Welmann sighed. “I feel it sometimes. Don’t get me wrong . . . all these barbecues”—he cleared his throat—“the company of fine ladies, and all the leisure time is great. But it feels like there
has
to be something more.”

He paused and stared miles away. “I’m not sure what ‘more’ means . . . Heaven, Hell, or oblivion, but I know there’s a final destiny waiting for me.”

Fiona sensed the weight and the truth of what he said.

They sat quiet for a moment.

Mr. Welmann laughed and got up. “Geez, that’s about enough of that. We better get you two back. If half of what I’ve heard about Paxington is true, you’ll have a ton of books to read your first week.”

Fiona nodded.

He led them down the other side of the hill. There were mausoleums and obelisks ahead, and the beginning of the graveyards.

“You know your troubles are just beginning, right?” Mr. Welmann said. “The League is dangerous, and three heroic trials or not, it’s never done testing you. The other side of your family won’t give up, either. It’s not in their nature.”

Fiona didn’t like the way he talked about the League.
They
were part of the League now. But out of respect for Mr. Welmann, she thought about his warning before she answered.

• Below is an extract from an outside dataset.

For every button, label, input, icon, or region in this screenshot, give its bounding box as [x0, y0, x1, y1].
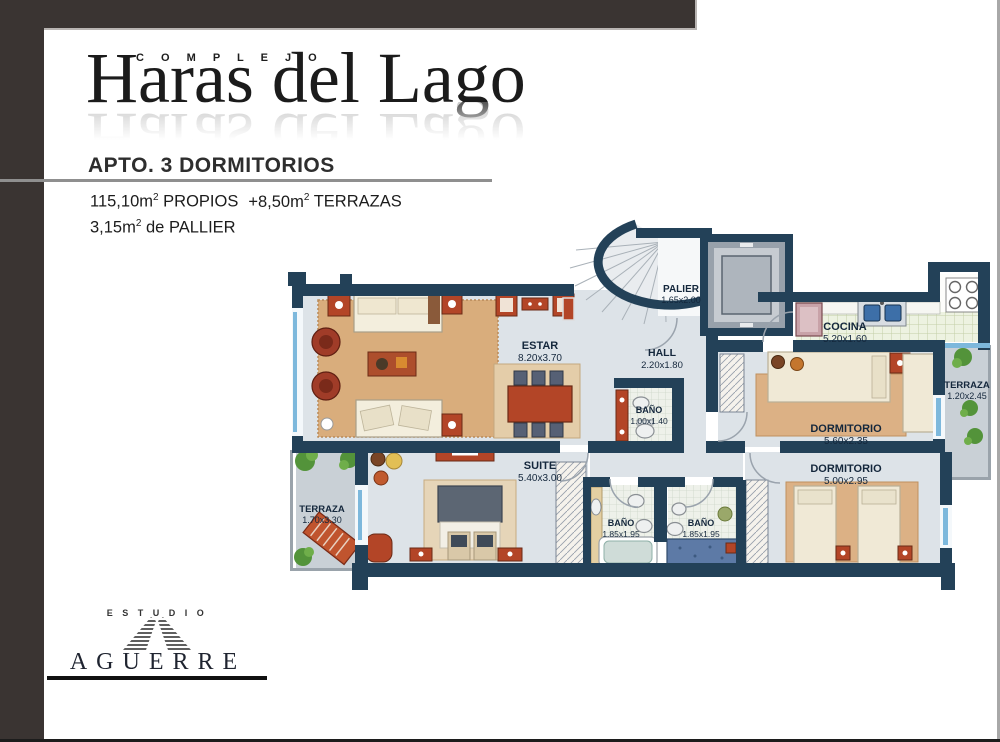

“The League has our best interests at heart,” she told him. “And I think our father has gone away. The other Infernals? No one is going to bother us after what we did to Beelzebub.”

“Best interests?” Eliot said. “What about what Kino just did to us? In case you didn’t notice—we could have died back there.”

They came to a stand of headstones so dense, they had to pick a crooked path through them, single file.

Fiona frowned at her brother’s assertion. She wanted to say that Kino just meant to show them what the other side of their family stood for. But what about those people on the other side of the fence who had tried to tear them apart? And those birds? Kino had to know about them. He had to know that leaving them there would be dangerous.

Mr. Welmann lifted a foot onto a headstone to tie his shoelace. “Look,” he said, “I’m not trying to scare you. Just decide who you trust and who you don’t . . . and watch each other’s backs.”

Of course that’s what they’d do. The question was, whom to trust?

Well, each other, of course.

Her mother? As much as Fiona
wanted
to trust her, Audrey had lied to Fiona and Eliot for the last fifteen years. Maybe for a good reason, but she had still lied. There was no reason to think she wouldn’t continue to do so.

“Just over there,” Mr. Welmann said. “We’re almost to Little Chicken Gate.”